You’re far too keen on where and how, but not so hot on why

Spell Law has an advice section on how to handle different spells and their effects such as invisibility, illusions and how spell effects can interfere with each other such as Aura and Blur counteracting each other. What it doesn’t handle is the future.

There are two ways of seeing into your characters future, divination and magic. The first is a mundane skill, anyone can learn it and it involves using tarot cards, runes, tea leaves and crystal balls etc. to get a glimpse of the future. The skill is a RM2 skill and appears in Companion II along with a neat little table of modifiers and difficulties. It is great for predicting the very near future in vague terms with limited accuracy. I have a Seer in my world who keeps telling party members that ‘there will be a death in the next two minutes’. As a GM I can be fairly certain that if the party is about to sneak around the corner into a Drow partrol then that prediction is likely to come true but also dividination is vague. Yes the death card comes up but you never know whos death. The seer casts rune stones for her divining and that is not something that you can do in the pitch black while everyone is trying to be quiet. Divination I think works well. The other option is harder to handle.

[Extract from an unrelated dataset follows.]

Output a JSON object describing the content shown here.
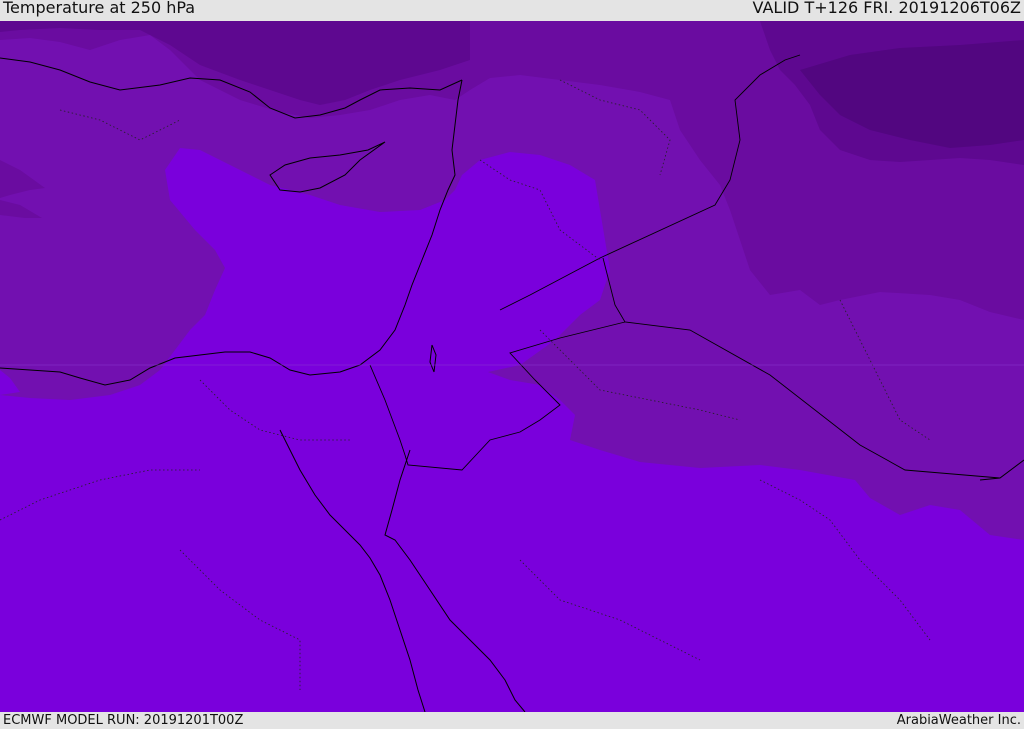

There is the sort of thing I mean. this is the first level spell from the Seer base lists.

FUTURE VISIONS
1. Intuitions I – Caster gets a vision of what will happen in the next minute if they take a specified action.

So the party are about to burst through the door and confront the bad guys body guard. Does the vision include the death of one of the party? What if it doesn’t but as it turns out it should have done?

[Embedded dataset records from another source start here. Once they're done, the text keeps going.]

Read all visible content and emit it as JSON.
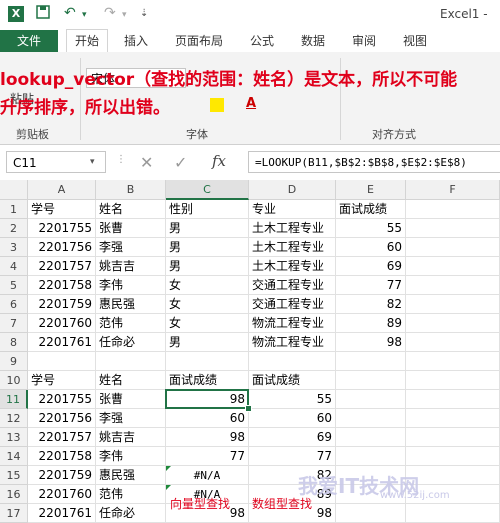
{
  "title_bar": {
    "app_title": "Excel1 -"
  },
  "ribbon": {
    "tabs": [
      "文件",
      "开始",
      "插入",
      "页面布局",
      "公式",
      "数据",
      "审阅",
      "视图"
    ],
    "active_tab": "开始",
    "paste_label": "粘贴",
    "font_name": "宋体",
    "groups": [
      "剪贴板",
      "字体",
      "对齐方式"
    ]
  },
  "overlay_note": {
    "line1": "lookup_vector（查找的范围：姓名）是文本，所以不可能",
    "line2": "升序排序，所以出错。"
  },
  "formula_bar": {
    "name_box": "C11",
    "fx_label": "fx",
    "formula": "=LOOKUP(B11,$B$2:$B$8,$E$2:$E$8)"
  },
  "grid": {
    "columns": [
      "A",
      "B",
      "C",
      "D",
      "E",
      "F"
    ],
    "selected_column": "C",
    "selected_row": "11",
    "rows": [
      {
        "n": "1",
        "cells": [
          {
            "col": "A",
            "v": "学号"
          },
          {
            "col": "B",
            "v": "姓名"
          },
          {
            "col": "C",
            "v": "性别"
          },
          {
            "col": "D",
            "v": "专业"
          },
          {
            "col": "E",
            "v": "面试成绩"
          }
        ]
      },
      {
        "n": "2",
        "cells": [
          {
            "col": "A",
            "v": "2201755",
            "num": true
          },
          {
            "col": "B",
            "v": "张曹"
          },
          {
            "col": "C",
            "v": "男"
          },
          {
            "col": "D",
            "v": "土木工程专业"
          },
          {
            "col": "E",
            "v": "55",
            "num": true
          }
        ]
      },
      {
        "n": "3",
        "cells": [
          {
            "col": "A",
            "v": "2201756",
            "num": true
          },
          {
            "col": "B",
            "v": "李强"
          },
          {
            "col": "C",
            "v": "男"
          },
          {
            "col": "D",
            "v": "土木工程专业"
          },
          {
            "col": "E",
            "v": "60",
            "num": true
          }
        ]
      },
      {
        "n": "4",
        "cells": [
          {
            "col": "A",
            "v": "2201757",
            "num": true
          },
          {
            "col": "B",
            "v": "姚吉吉"
          },
          {
            "col": "C",
            "v": "男"
          },
          {
            "col": "D",
            "v": "土木工程专业"
          },
          {
            "col": "E",
            "v": "69",
            "num": true
          }
        ]
      },
      {
        "n": "5",
        "cells": [
          {
            "col": "A",
            "v": "2201758",
            "num": true
          },
          {
            "col": "B",
            "v": "李伟"
          },
          {
            "col": "C",
            "v": "女"
          },
          {
            "col": "D",
            "v": "交通工程专业"
          },
          {
            "col": "E",
            "v": "77",
            "num": true
          }
        ]
      },
      {
        "n": "6",
        "cells": [
          {
            "col": "A",
            "v": "2201759",
            "num": true
          },
          {
            "col": "B",
            "v": "惠民强"
          },
          {
            "col": "C",
            "v": "女"
          },
          {
            "col": "D",
            "v": "交通工程专业"
          },
          {
            "col": "E",
            "v": "82",
            "num": true
          }
        ]
      },
      {
        "n": "7",
        "cells": [
          {
            "col": "A",
            "v": "2201760",
            "num": true
          },
          {
            "col": "B",
            "v": "范伟"
          },
          {
            "col": "C",
            "v": "女"
          },
          {
            "col": "D",
            "v": "物流工程专业"
          },
          {
            "col": "E",
            "v": "89",
            "num": true
          }
        ]
      },
      {
        "n": "8",
        "cells": [
          {
            "col": "A",
            "v": "2201761",
            "num": true
          },
          {
            "col": "B",
            "v": "任命必"
          },
          {
            "col": "C",
            "v": "男"
          },
          {
            "col": "D",
            "v": "物流工程专业"
          },
          {
            "col": "E",
            "v": "98",
            "num": true
          }
        ]
      },
      {
        "n": "9",
        "cells": []
      },
      {
        "n": "10",
        "cells": [
          {
            "col": "A",
            "v": "学号"
          },
          {
            "col": "B",
            "v": "姓名"
          },
          {
            "col": "C",
            "v": "面试成绩"
          },
          {
            "col": "D",
            "v": "面试成绩"
          }
        ]
      },
      {
        "n": "11",
        "cells": [
          {
            "col": "A",
            "v": "2201755",
            "num": true
          },
          {
            "col": "B",
            "v": "张曹"
          },
          {
            "col": "C",
            "v": "98",
            "num": true
          },
          {
            "col": "D",
            "v": "55",
            "num": true
          }
        ]
      },
      {
        "n": "12",
        "cells": [
          {
            "col": "A",
            "v": "2201756",
            "num": true
          },
          {
            "col": "B",
            "v": "李强"
          },
          {
            "col": "C",
            "v": "60",
            "num": true
          },
          {
            "col": "D",
            "v": "60",
            "num": true
          }
        ]
      },
      {
        "n": "13",
        "cells": [
          {
            "col": "A",
            "v": "2201757",
            "num": true
          },
          {
            "col": "B",
            "v": "姚吉吉"
          },
          {
            "col": "C",
            "v": "98",
            "num": true
          },
          {
            "col": "D",
            "v": "69",
            "num": true
          }
        ]
      },
      {
        "n": "14",
        "cells": [
          {
            "col": "A",
            "v": "2201758",
            "num": true
          },
          {
            "col": "B",
            "v": "李伟"
          },
          {
            "col": "C",
            "v": "77",
            "num": true
          },
          {
            "col": "D",
            "v": "77",
            "num": true
          }
        ]
      },
      {
        "n": "15",
        "cells": [
          {
            "col": "A",
            "v": "2201759",
            "num": true
          },
          {
            "col": "B",
            "v": "惠民强"
          },
          {
            "col": "C",
            "v": "#N/A",
            "err": true
          },
          {
            "col": "D",
            "v": "82",
            "num": true
          }
        ]
      },
      {
        "n": "16",
        "cells": [
          {
            "col": "A",
            "v": "2201760",
            "num": true
          },
          {
            "col": "B",
            "v": "范伟"
          },
          {
            "col": "C",
            "v": "#N/A",
            "err": true
          },
          {
            "col": "D",
            "v": "89",
            "num": true
          }
        ]
      },
      {
        "n": "17",
        "cells": [
          {
            "col": "A",
            "v": "2201761",
            "num": true
          },
          {
            "col": "B",
            "v": "任命必"
          },
          {
            "col": "C",
            "v": "98",
            "num": true
          },
          {
            "col": "D",
            "v": "98",
            "num": true
          }
        ]
      }
    ],
    "annotations": [
      "向量型查找",
      "数组型查找"
    ]
  },
  "watermark": {
    "text": "我爱IT技术网",
    "url": "www.52ij.com"
  }
}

As a GM you should have a reasonable idea of relative difficulty of each encounter but there is always the chance of a freak accident or the dice gremlins prevent the main fighter in the group from rolling anything about a 06.

You could argue that the simple act of knowing the future changes the future and what the seer saw was one possible and the most probable future at that moment if the seer had not cast the spell and the party forewarned. The spell above is the first level spell but at fifth level the Seer can see five minutes into the future and at 15th they can see one minute for every level so that could easily extend into the half hours.

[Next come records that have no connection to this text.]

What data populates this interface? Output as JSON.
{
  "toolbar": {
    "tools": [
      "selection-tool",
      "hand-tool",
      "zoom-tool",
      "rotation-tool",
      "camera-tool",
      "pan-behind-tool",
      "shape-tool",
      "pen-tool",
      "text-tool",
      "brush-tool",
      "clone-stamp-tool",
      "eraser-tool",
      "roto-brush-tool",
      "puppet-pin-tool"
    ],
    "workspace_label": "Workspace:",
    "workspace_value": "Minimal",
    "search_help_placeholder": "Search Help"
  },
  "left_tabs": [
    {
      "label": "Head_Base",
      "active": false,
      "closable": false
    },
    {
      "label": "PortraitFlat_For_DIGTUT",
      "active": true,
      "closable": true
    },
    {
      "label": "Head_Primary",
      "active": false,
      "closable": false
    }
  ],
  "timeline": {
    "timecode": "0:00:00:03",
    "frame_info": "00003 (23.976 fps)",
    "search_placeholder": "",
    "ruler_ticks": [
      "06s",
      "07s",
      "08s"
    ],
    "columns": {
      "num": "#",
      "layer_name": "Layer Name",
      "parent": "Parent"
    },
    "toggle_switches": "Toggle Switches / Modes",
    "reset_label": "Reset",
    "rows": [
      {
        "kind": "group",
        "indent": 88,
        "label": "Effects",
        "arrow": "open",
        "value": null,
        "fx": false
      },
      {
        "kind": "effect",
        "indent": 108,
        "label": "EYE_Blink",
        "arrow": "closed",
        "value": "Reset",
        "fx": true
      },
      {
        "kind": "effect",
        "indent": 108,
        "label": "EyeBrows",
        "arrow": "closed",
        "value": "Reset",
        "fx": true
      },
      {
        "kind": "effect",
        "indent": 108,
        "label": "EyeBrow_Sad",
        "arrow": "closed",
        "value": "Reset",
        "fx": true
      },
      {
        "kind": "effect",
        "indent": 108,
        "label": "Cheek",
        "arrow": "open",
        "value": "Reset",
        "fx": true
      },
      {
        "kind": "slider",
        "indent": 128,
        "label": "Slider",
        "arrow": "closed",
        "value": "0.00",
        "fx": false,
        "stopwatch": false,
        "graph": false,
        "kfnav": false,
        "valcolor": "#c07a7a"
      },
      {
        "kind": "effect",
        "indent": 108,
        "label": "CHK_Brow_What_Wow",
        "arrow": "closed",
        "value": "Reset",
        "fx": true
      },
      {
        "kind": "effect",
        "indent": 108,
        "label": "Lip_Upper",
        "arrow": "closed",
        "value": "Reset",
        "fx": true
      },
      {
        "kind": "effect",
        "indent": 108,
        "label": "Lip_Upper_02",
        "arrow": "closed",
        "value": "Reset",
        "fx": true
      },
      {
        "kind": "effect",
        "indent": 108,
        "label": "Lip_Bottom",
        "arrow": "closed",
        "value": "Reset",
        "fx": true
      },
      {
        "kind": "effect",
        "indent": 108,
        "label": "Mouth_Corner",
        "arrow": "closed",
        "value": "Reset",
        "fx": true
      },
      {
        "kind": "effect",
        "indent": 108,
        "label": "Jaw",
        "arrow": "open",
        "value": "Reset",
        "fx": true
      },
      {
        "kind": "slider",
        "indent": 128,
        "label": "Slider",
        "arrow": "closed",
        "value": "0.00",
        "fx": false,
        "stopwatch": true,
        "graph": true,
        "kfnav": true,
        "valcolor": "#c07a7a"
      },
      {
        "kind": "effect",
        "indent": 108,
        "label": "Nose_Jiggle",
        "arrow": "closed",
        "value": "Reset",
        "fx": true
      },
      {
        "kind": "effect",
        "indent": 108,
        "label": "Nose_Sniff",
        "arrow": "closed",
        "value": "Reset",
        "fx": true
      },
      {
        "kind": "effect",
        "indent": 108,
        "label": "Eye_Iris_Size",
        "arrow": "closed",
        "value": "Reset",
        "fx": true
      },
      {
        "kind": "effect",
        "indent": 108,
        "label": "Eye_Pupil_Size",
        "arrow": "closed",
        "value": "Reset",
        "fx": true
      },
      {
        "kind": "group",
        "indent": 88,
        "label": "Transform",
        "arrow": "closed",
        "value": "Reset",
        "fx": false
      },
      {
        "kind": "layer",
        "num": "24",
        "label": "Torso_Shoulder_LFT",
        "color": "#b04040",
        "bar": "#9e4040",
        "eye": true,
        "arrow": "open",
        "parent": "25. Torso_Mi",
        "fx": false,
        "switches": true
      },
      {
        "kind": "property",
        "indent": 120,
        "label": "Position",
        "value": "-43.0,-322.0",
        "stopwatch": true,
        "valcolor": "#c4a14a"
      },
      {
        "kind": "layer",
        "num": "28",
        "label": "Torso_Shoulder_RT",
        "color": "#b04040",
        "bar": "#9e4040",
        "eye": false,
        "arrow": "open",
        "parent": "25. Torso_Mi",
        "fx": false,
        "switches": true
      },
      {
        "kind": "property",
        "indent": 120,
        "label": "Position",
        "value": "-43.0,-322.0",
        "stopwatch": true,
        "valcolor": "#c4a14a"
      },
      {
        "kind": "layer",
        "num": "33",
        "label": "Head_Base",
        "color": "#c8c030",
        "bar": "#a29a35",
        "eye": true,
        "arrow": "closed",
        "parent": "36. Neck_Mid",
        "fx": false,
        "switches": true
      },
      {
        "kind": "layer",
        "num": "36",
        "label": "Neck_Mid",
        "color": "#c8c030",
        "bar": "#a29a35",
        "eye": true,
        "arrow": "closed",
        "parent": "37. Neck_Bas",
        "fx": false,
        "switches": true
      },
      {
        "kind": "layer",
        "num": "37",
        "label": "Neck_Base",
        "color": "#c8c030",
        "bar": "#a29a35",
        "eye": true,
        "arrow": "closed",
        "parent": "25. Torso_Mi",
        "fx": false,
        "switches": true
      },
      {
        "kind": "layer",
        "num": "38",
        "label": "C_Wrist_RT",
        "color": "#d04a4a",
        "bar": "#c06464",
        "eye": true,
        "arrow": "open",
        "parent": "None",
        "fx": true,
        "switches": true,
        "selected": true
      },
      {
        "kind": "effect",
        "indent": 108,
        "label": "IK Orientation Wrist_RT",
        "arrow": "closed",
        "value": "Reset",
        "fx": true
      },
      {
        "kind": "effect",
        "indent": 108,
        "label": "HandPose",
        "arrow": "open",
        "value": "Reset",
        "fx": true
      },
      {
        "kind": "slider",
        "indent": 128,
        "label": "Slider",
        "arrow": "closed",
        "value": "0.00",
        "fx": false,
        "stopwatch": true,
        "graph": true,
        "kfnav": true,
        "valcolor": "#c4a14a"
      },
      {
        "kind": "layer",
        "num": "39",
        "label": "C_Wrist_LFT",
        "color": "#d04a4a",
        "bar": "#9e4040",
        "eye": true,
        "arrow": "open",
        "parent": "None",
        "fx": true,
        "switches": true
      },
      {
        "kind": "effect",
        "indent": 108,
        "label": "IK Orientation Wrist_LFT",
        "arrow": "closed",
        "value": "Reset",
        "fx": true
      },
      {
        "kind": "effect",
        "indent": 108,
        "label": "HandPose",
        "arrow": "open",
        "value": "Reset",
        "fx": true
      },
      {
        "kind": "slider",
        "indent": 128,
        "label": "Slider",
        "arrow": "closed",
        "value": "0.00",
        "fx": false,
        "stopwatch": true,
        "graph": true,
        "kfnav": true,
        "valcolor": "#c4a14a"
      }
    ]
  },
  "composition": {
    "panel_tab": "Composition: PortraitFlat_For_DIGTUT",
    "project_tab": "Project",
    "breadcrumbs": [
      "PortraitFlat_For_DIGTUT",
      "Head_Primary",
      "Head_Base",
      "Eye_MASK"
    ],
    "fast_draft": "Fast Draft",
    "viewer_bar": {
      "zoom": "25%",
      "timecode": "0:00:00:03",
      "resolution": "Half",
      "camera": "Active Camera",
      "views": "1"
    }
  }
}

Imagine the Seer casts Intuitions I while the party are preparing to kick in the door. He or she sees that the guards are caught entirely by surprise and a fight ensues with the party winning at the time the vision ends. The Seer does not tell anyone what he saw. The door flies open, the magic user casts fireball, fumbles and the attack goes off at ground zero blowing up the party. Surely the Seer would have seen that? The arguemets over the Seer changing the future do not really hold up as the plan was formulated before the spell was cast and not changed as a result, it is not even a case of the plan being delayed even by 10 seconds. Everything should have been as the vision showed.

I don’t know the right solution to this but this is what I am doing currently.

For the duration of the spell if there is a game changing dice roll I pick a number from a random number chart and use that instead. So if the player fumbles his fireball I change the dice roll. The players all know that once magic has been invoked then their fate is already ‘written’. As soon as the sixth round is over then all dice rolls stand.


The table above is an axample of a random number table. You just start at row one column one and if it is a d100 you want just take two columns. There is even a nice 00 at row 14 column 7/8!

This has worked well so far as the players know I am not ‘fudging’ dice rolls or fixing things. It is literally just the few rounds and the few critical freak rolls that get changed.

I also use this table for subtle perception rolls. If the party all walk past a secret door but no one is explicitly looking for it I will just pick their dice roll from the table. I think my players are paranoid, as soon as the GM picks up his dice the pary draw their swords.

It is easy enough to create something like this is a spreadsheet but I find I barely use a single row in a weekend and at three weekends gaming a year a single page will last me 10 years.

does anyone else have any ideas on how to handle a player knowing the future?